How to Calculate Standard Deviation in Python

Here's a quick script for calculating standard deviation in Python without downloading external libraries. It was an exercise while working on the R page in the wiki. Please leave a comment below, if you can suggest improvements.

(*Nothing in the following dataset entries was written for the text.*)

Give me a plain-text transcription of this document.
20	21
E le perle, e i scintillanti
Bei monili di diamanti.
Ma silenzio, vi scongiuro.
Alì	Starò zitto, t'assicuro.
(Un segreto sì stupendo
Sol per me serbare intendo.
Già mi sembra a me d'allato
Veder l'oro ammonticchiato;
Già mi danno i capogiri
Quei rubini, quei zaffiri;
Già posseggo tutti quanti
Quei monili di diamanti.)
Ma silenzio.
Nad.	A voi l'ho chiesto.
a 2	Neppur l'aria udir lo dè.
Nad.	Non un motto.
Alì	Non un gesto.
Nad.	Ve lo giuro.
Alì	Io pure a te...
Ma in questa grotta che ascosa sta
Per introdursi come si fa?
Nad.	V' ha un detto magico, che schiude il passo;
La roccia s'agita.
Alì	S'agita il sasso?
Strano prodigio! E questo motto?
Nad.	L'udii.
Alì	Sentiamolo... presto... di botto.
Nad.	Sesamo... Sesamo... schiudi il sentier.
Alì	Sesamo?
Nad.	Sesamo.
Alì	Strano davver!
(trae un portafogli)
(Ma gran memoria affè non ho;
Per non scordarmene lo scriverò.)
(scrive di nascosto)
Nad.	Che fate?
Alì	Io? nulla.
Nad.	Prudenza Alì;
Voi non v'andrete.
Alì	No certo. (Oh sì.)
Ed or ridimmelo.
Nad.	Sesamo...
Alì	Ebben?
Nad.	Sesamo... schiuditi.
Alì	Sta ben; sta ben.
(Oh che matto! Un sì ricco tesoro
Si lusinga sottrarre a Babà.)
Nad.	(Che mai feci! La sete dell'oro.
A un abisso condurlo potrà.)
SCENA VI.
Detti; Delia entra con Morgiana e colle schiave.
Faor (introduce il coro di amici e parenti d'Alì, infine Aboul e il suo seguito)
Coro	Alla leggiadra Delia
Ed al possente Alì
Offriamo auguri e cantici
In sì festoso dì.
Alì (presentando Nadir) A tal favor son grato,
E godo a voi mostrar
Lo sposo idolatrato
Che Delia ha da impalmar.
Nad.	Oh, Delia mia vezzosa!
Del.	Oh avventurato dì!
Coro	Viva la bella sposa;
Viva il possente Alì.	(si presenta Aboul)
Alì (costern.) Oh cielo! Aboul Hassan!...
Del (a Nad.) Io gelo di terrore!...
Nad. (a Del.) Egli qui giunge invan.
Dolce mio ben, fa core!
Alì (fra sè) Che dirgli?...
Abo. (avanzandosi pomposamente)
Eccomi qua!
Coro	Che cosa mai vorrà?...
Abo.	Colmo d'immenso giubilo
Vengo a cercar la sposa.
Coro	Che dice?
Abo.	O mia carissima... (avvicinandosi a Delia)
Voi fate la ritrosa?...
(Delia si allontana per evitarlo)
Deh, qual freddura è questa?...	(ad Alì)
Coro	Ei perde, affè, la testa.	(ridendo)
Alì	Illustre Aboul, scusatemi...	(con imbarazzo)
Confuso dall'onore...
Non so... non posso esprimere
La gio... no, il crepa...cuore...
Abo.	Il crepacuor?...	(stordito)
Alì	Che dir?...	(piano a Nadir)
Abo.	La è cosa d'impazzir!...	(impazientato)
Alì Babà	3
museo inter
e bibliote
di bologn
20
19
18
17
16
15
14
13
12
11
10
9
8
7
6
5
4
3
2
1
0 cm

  1. from math import sqrt
  2.  
  3.  
  4. def standard_deviation(lst, population=True):
  5. """Calculates the standard deviation for a list of numbers."""
  6. num_items = len(lst)
  7. mean = sum(lst) / num_items
  8. differences = [x - mean for x in lst]
  9. sq_differences = [d ** 2 for d in differences]
  10. ssd = sum(sq_differences)
  11.  
  12. # Note: it would be better to return a value and then print it outside
  13. # the function, but this is just a quick way to print out the values along
  14. # the way.
  15. if population is True:
  16. print('This is POPULATION standard deviation.')
  17. variance = ssd / num_items
  18. else:
  19. print('This is SAMPLE standard deviation.')
  20. variance = ssd / (num_items - 1)
  21. sd = sqrt(variance)
  22. # You could `return sd` here.
  23.  
  24. print('The mean of {} is {}.'.format(lst, mean))
  25. print('The differences are {}.'.format(differences))
  26. print('The sum of squared differences is {}.'.format(ssd))
  27. print('The variance is {}.'.format(variance))
  28. print('The standard deviation is {}.'.format(sd))
  29. print('--------------------------')
  30.  
  31.  
  32. s = [98, 127, 133, 147, 170, 197, 201, 211, 255]
  33. standard_deviation(s)
  34. standard_deviation(s, population=False)

Output:

  1. This is POPULATION standard deviation.
  2. The mean of [98, 127, 133, 147, 170, 197, 201, 211, 255] is 171.0.
  3. The differences are [-73.0, -44.0, -38.0, -24.0, -1.0, 26.0, 30.0, 40.0, 84.0].
  4. The sum of squared differences is 19518.0.
  5. The variance is 2168.6666666666665.
  6. The standard deviation is 46.56894530335282.
  7. --------------------------
  8. This is SAMPLE standard deviation.
  9. The mean of [98, 127, 133, 147, 170, 197, 201, 211, 255] is 171.0.
  10. The differences are [-73.0, -44.0, -38.0, -24.0, -1.0, 26.0, 30.0, 40.0, 84.0].
  11. The sum of squared differences is 19518.0.
  12. The variance is 2439.75.
  13. The standard deviation is 49.393825525059306.
  14. --------------------------
Sun, 2016-07-17 18:42
Offline
Joined: 9 months 2 weeks ago

losing precision


I was doing my own program for calculating (sample)standard deviation and ended with similar code:

for i in lst:
aux += ((i-mean)**2)

However, this seems to lose precision, and your solution give more accurate results

differences = [x - mean for x in lst]
sq_differences = [d ** 2 for d in differences]
ssd = sum(sq_differences)

Why is that separating the operations gives different results?

Fri, 2016-08-12 21:30
Offline
Joined: 2 years 1 month ago

I not sure. Could you post


I not sure. Could you post your complete function? You could put a print statement in there to see what the values are. Or run them on pythontutor.com to compare.